Graylog inputs contain appropriate parsing rules. Eg. the Syslog input will parse logs from an expected syslog format.

Panic Soft

#NoFreeOnExit TRUE

define ROOT C:\Program Files (x86)\nxlog

define CERTDIR %ROOT%\cert

define CONFDIR %ROOT%\conf

define LOGDIR %ROOT%\data

define LOGFILE %LOGDIR%\nxlog.log

LogFile %LOGFILE%

Moduledir %ROOT%\modules

CacheDir %ROOT%\data

Pidfile %ROOT%\data\nxlog.pid

SpoolDir %ROOT%\data

#Module xm_syslog

Module xm_gelf

Module xm_charconv

AutodetectCharsets iso8859-2, utf-8, utf-16, utf-32

Module xm_exec

Module xm_fileop

Check the size of our log file hourly, rotate if larger than 5MB

Every 1 hour

Exec if (file_exists(’%LOGFILE%’) and \

(file_size(’%LOGFILE%’) >= 5M)) \

file_cycle(’%LOGFILE%’, 8);

Rotate our log file every week on Sunday at midnight

When @weekly

Exec if file_exists(’%LOGFILE%’) file_cycle(’%LOGFILE%’, 8);

Snare compatible example configuration

Collecting event log

Module im_msvistalog

Please use the forum tools like </> when posting code, it makes it MUCH easier to read…
image

Also - as asked, what type of Input are the NXLOG’s being sent to?

I have a file on the server that has the following values:

{

“order” : -1,

“index_patterns” : [

“windowsserverindex_*”

],

“settings” : {

“index” : {

“analysis” : {

“analyzer” : {

“analyzer_keyword” : {

“filter” : “lowercase”,

“tokenizer” : “keyword”

}

}

}

},

"index.mapping.total_fields.limit": 2000

},

When I run:

sudo curl -X PUT -d @‘index_limit_windowserverindex.json’ ‘http://localhost:9200/_template/windowsserverindex-template?pretty’ -H ‘Content-Type: application/json’

followed by:

sudo curl -get ‘http://localhost:9200/_template/windowserverindex-template?pretty

I get:

{

“windowsdesktopindex-template” : {

“order” : -1,

“index_patterns” : [

“windowsdesktopindex_*”

],

“settings” : {

“index” : {

“analysis” : {

“analyzer” : {

“analyzer_keyword” : {

“filter” : “lowercase”,

“tokenizer” : “keyword”

}

}

},

"mapping" : {

"total_fields" : {

"limit" : "2000"

}

}

}

},

Will this be a problem with this format specifically that it thinks the 2000 is a string?

Hi Chase

I don’t follow what these configurations you’ve pasted relate to or what you are trying to do here, can you explain long-hand please?

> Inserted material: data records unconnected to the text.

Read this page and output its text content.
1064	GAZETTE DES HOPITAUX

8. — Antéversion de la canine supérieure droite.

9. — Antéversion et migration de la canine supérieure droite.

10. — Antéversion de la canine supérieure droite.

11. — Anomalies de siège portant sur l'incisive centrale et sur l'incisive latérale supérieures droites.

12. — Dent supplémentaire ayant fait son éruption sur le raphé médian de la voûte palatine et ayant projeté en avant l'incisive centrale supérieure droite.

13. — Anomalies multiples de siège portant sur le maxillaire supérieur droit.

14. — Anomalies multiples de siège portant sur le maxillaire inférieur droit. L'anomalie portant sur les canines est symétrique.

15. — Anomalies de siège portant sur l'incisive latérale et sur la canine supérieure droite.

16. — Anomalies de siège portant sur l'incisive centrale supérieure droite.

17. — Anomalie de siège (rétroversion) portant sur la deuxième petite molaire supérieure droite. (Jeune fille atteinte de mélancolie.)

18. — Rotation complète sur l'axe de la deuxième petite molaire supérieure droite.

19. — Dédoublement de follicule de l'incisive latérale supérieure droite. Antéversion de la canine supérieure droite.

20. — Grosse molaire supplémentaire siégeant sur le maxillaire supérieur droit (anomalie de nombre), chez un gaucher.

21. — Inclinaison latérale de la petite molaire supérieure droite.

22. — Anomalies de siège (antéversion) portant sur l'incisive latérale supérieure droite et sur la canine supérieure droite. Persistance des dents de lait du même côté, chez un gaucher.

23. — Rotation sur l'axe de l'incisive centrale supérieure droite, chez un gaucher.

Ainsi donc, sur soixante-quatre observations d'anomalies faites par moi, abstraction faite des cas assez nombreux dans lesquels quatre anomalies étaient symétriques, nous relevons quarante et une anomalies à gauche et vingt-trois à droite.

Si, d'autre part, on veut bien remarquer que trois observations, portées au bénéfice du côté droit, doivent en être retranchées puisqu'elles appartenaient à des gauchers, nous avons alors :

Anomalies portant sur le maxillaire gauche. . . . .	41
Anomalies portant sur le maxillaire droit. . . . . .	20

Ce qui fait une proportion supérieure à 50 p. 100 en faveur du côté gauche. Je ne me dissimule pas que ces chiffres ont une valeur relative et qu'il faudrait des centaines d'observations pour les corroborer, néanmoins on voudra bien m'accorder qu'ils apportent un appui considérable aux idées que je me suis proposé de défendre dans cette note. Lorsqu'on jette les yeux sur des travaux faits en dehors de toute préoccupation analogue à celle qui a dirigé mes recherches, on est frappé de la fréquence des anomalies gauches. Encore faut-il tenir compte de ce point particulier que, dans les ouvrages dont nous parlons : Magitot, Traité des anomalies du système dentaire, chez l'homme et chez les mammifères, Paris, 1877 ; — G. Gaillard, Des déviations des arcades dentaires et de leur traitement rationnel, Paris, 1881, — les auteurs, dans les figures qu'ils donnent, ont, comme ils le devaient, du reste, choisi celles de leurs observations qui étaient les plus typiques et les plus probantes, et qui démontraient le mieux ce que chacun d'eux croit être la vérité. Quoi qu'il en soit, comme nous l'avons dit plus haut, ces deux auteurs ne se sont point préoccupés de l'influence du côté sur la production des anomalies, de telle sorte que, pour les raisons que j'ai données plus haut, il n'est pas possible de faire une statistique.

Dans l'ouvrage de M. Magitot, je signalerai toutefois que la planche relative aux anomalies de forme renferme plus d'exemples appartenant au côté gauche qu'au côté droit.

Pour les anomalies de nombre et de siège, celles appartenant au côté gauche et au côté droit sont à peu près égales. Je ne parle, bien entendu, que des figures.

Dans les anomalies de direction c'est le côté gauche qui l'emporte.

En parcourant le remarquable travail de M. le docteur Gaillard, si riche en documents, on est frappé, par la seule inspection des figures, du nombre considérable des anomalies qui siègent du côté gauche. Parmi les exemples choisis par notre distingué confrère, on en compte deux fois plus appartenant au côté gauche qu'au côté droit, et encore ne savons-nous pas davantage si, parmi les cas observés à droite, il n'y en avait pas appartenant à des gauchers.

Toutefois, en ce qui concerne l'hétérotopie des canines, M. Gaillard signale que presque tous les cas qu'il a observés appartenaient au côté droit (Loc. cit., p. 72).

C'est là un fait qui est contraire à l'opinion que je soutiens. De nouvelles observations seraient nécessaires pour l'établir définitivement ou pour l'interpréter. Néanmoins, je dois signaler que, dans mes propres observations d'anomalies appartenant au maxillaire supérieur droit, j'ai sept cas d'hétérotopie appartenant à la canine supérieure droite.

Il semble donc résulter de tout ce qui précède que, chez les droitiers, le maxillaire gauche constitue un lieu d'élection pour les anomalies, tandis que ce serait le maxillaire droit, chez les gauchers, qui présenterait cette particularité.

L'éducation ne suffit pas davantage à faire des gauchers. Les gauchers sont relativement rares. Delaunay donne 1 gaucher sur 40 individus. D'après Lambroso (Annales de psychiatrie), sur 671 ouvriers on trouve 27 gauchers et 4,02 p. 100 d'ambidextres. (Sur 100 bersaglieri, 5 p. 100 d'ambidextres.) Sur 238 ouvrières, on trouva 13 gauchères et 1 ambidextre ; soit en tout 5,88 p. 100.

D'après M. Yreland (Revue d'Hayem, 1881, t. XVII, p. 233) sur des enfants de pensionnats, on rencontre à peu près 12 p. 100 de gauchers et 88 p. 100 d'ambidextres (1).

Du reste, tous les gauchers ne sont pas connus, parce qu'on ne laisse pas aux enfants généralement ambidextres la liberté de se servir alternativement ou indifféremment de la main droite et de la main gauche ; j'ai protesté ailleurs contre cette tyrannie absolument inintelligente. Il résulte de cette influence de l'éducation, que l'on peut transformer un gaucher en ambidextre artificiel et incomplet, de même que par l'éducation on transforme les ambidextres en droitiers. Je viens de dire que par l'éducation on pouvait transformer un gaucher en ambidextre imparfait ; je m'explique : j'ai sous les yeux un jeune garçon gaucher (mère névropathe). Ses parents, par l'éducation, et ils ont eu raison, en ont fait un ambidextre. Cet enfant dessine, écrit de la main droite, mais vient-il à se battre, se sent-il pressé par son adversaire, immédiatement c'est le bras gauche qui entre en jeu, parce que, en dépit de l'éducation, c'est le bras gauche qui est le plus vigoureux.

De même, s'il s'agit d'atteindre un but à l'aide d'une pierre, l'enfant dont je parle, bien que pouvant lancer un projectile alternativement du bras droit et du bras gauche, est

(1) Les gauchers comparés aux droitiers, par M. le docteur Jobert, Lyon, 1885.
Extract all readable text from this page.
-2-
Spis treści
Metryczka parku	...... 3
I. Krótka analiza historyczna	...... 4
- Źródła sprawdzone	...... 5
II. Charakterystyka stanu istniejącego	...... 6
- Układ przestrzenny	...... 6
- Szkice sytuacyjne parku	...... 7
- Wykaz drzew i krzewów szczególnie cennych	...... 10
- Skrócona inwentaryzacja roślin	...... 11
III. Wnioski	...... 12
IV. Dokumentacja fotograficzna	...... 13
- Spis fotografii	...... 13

The configs are for elasticsearch to expand the fields from 1000, to 2000. What I have is a text file that I created on the server, and then run x put command to import that into elasticsearch. Once I’ve imputed it, you can see that it is configured differently. For instance, you can see that the 2000, now appears to be set as a string, noted by the quotes around the 2000. I’m not sure if that is supposed to be the case, or if I’m doing something wrong. Either way, I’ve added that to elastic, but it still hasn’t resolved my issue.

It is very hard to tell because your code is not formatted in a readable manner… :thinking:

If I take some extra time to push your code through a json formatter… I see that I need to remove a comma and add a pair of closed brackets… but after all that, I get:

{
   "order":-1,
   "index_patterns":[
      "windowsserverindex_*"
   ],
   "settings":{
      "index":{
         "analysis":{
            "analyzer":{
               "analyzer_keyword":{
                  "filter":"lowercase",
                  "tokenizer":"keyword"
               }
            }
         }
      },
      "index.mapping.total_fields.limit":2000
   }
}

With proper indentation, …and presentation, (even using the forum tools like </> !!) it looks as though you might be hitting “index” twice. In both "index":{ --and-- index.mapping.total_fields.limit

1 Like

@Chase - Hopefully there was a solution in here for you, please mark it as so for anyone who searches for it in the future! :slight_smile:

This topic was automatically closed 14 days after the last reply. New replies are no longer allowed.